В те дни Леонид Максимович и Татьяна Михайловна соберутся и пойдут к Ясенскому в гости: поддержать его, помочь как-то. Ясенский заметит их издалека и отправит навстречу Леоновым посыльного: “Возвращайтесь к себе, за домом установлена слежка”.

Партгруппа в правлении Союза писателей России проведет специальное заседание, где, помимо упомянутого выше Юдина, выступят Ставский, драматург Всеволод Вишневский, писатели Панферов и Березовский. Отчет о заседании, опубликованный в “Литературной газете”, гласил: “…Ясенский проводил типичную для РАППа линию нигилистического отрицания прошлого <…> Из данных, приведенных всеми выступавшими на партийной группе, вытекает также необходимость подробно, всесторонне обследовать подозрительную практику и ряда других авербаховских приспешников, сохранявших до самого последнего времени тесную связь со своим „другом” и „покровителем”. В первую очередь, конечно, должна идти речь о таких „китах”, как Киршон и Афиногенов”.

Вот ведь как дело поворачивалось!
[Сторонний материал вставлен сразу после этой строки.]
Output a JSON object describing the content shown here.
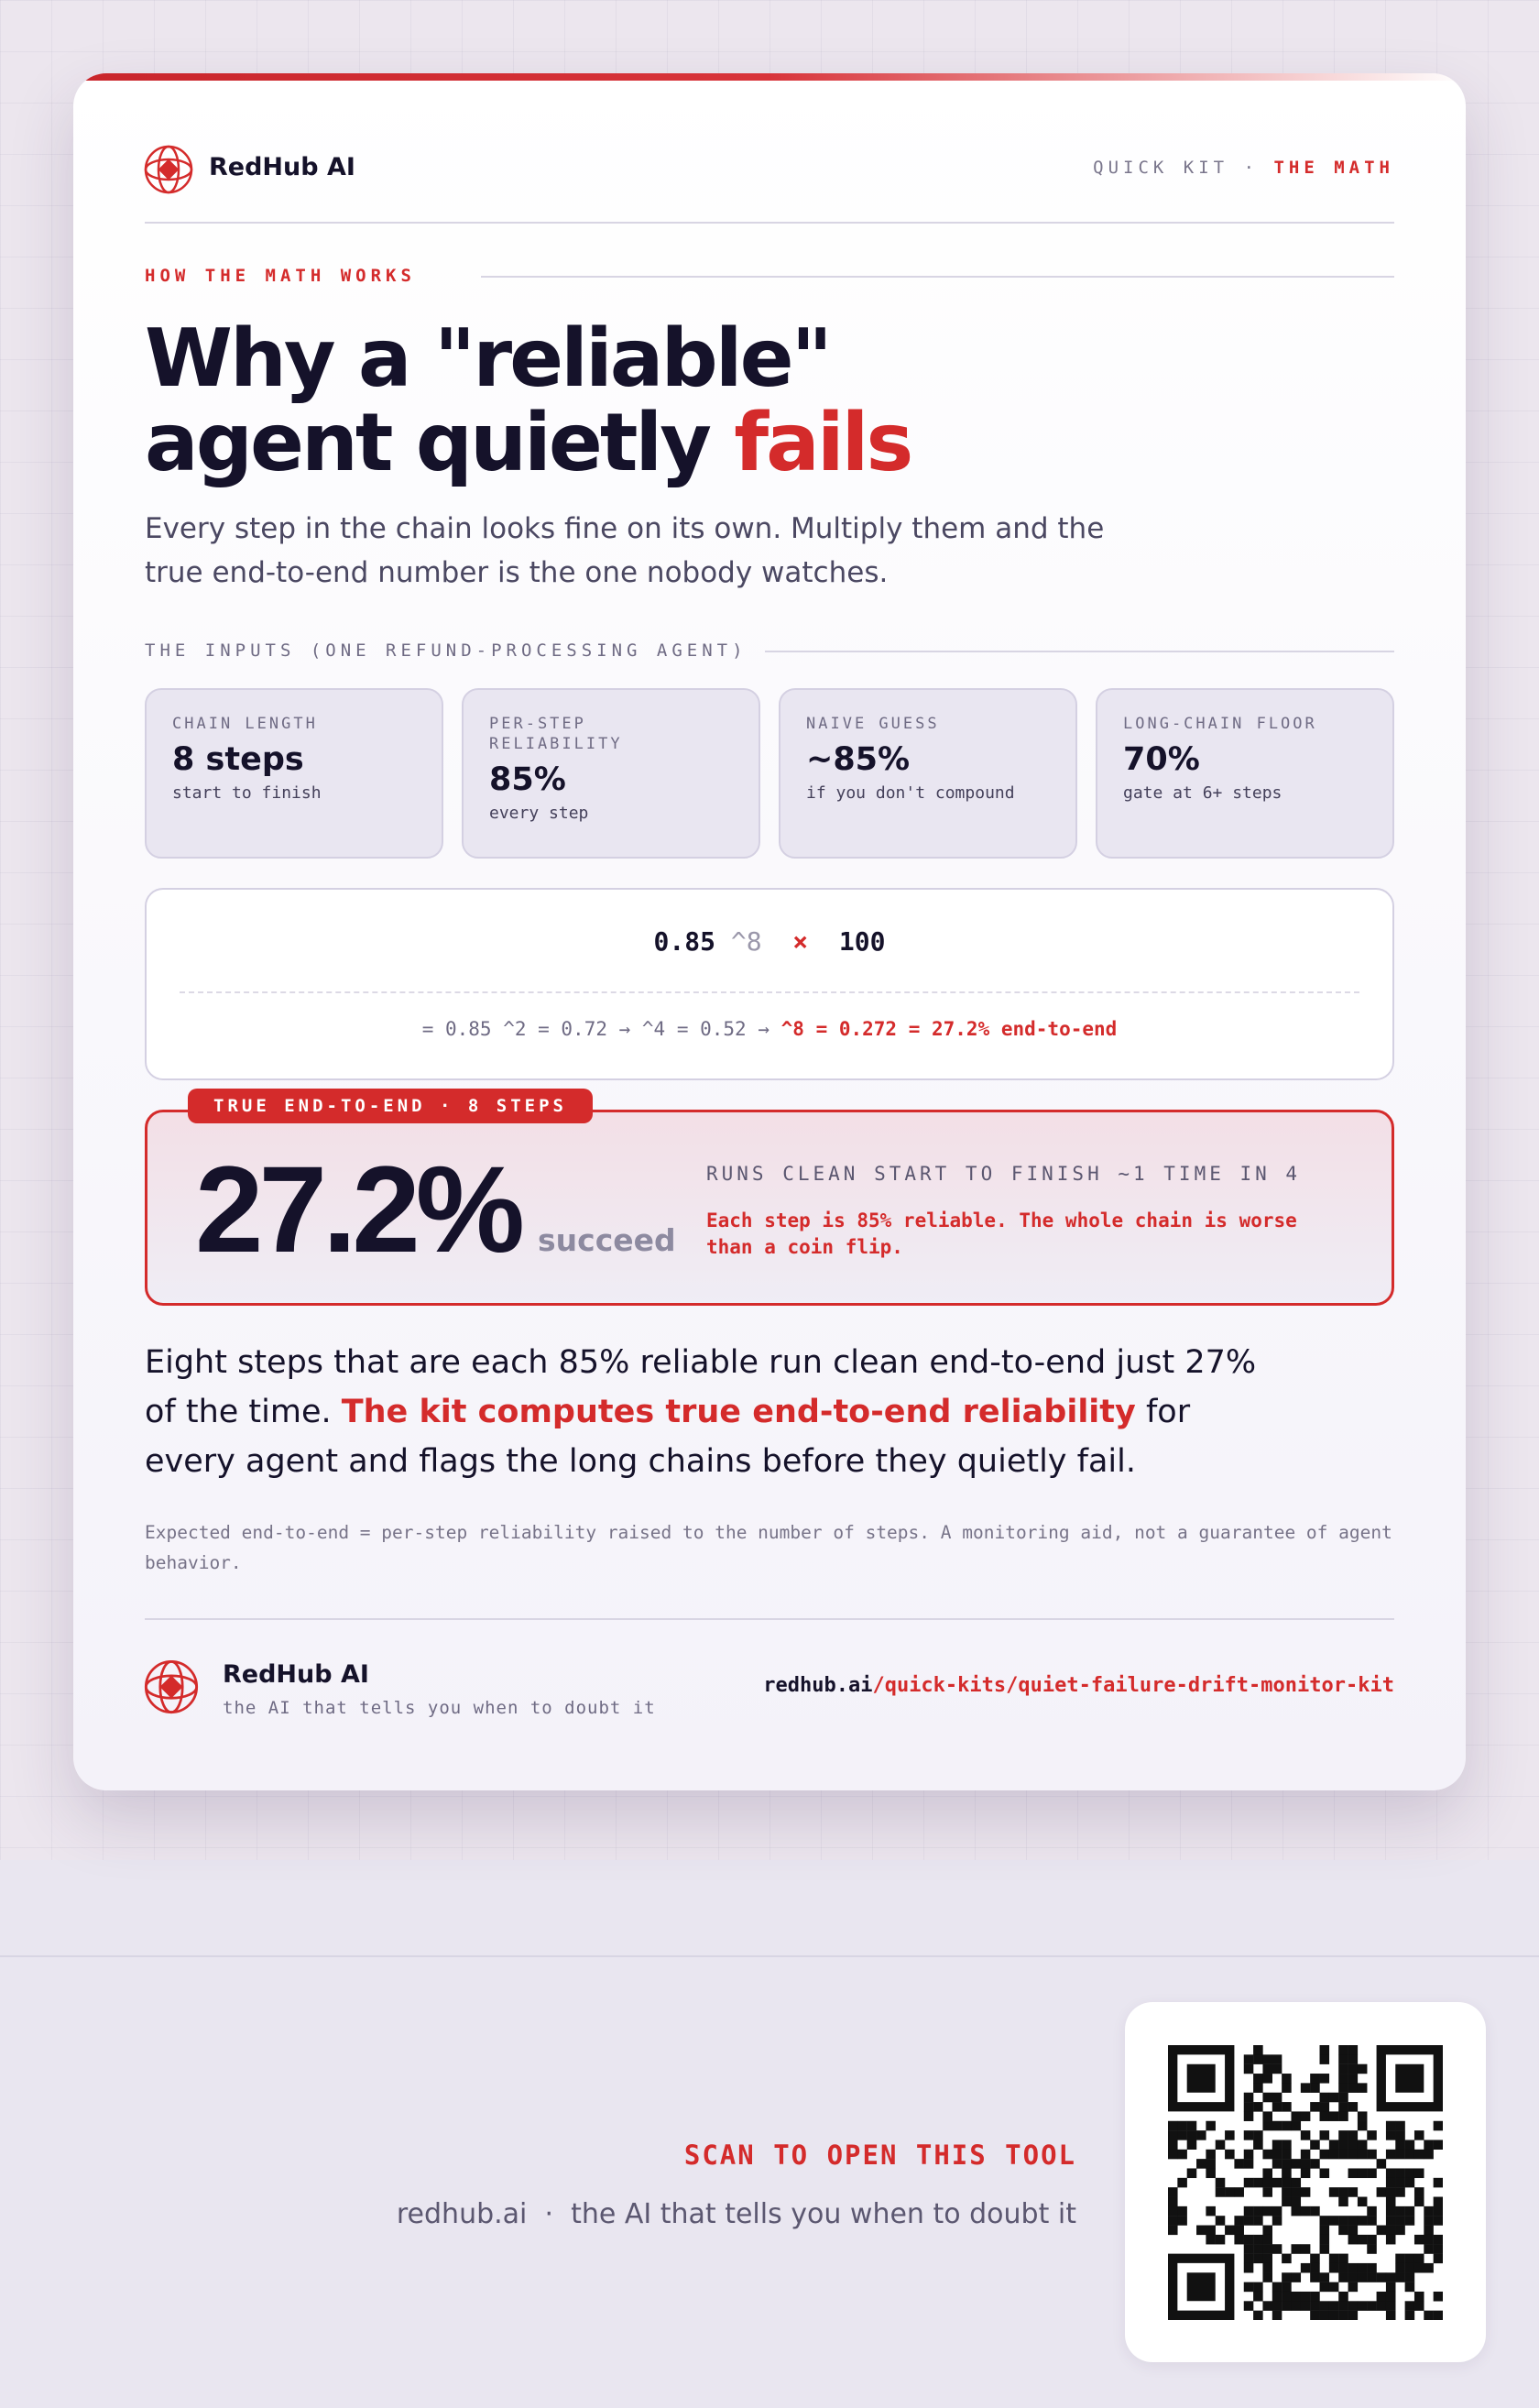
{
  "header": {
    "brand": "RedHub AI",
    "kit": "QUICK KIT",
    "sep": "·",
    "section": "THE MATH"
  },
  "eyebrow": "HOW THE MATH WORKS",
  "title": {
    "line1": "Why a \"reliable\"",
    "line2": "agent quietly ",
    "accent": "fails"
  },
  "subtitle": "Every step in the chain looks fine on its own. Multiply them and the true end-to-end number is the one nobody watches.",
  "inputs": {
    "label": "THE INPUTS (ONE REFUND-PROCESSING AGENT)",
    "cards": [
      {
        "label": "CHAIN LENGTH",
        "value": "8 steps",
        "sub": "start to finish"
      },
      {
        "label": "PER-STEP RELIABILITY",
        "value": "85%",
        "sub": "every step"
      },
      {
        "label": "NAIVE GUESS",
        "value": "~85%",
        "sub": "if you don't compound"
      },
      {
        "label": "LONG-CHAIN FLOOR",
        "value": "70%",
        "sub": "gate at 6+ steps"
      }
    ]
  },
  "formula": {
    "base": "0.85",
    "exponent": "^8",
    "operator": "×",
    "multiplier": "100",
    "steps": "= 0.85 ^2 = 0.72 → ^4 = 0.52 →",
    "result": "^8 = 0.272 = 27.2% end-to-end"
  },
  "result": {
    "badge": "TRUE END-TO-END · 8 STEPS",
    "value": "27.2%",
    "unit": "succeed",
    "heading": "RUNS CLEAN START TO FINISH ~1 TIME IN 4",
    "note": "Each step is 85% reliable. The whole chain is worse than a coin flip."
  },
  "paragraph": {
    "before": "Eight steps that are each 85% reliable run clean end-to-end just 27% of the time. ",
    "highlight": "The kit computes true end-to-end reliability",
    "after": " for every agent and flags the long chains before they quietly fail."
  },
  "footnote": "Expected end-to-end = per-step reliability raised to the number of steps. A monitoring aid, not a guarantee of agent behavior.",
  "footer": {
    "brand": "RedHub AI",
    "tagline": "the AI that tells you when to doubt it",
    "domain": "redhub.ai",
    "path": "/quick-kits/quiet-failure-drift-monitor-kit"
  },
  "bottom": {
    "cta": "SCAN TO OPEN THIS TOOL",
    "domain": "redhub.ai",
    "sep": "·",
    "tagline": "the AI that tells you when to doubt it"
  }
}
Это не абы кто были, Киршон и Афиногенов, а два насквозь советских драматурга, чьи пьесы буквально навязывались всей стране и шли по всем городам и весям.

Происходящее не то чтобы повергало в смятение — оно подрывало всякие представления о реальности.

Дочь Леонова, Наталья Леонидовна, рассказывала, что в те дни заглянул к отцу писатель Александр Хамадан — мужественный, по-видимому, человек.

Хамадан только что был у Ставского и случайно увидел на его рабочем столе донос на Леонова.

— Что ты делаешь? — спросил Хамадан у Ставского. — Зачем?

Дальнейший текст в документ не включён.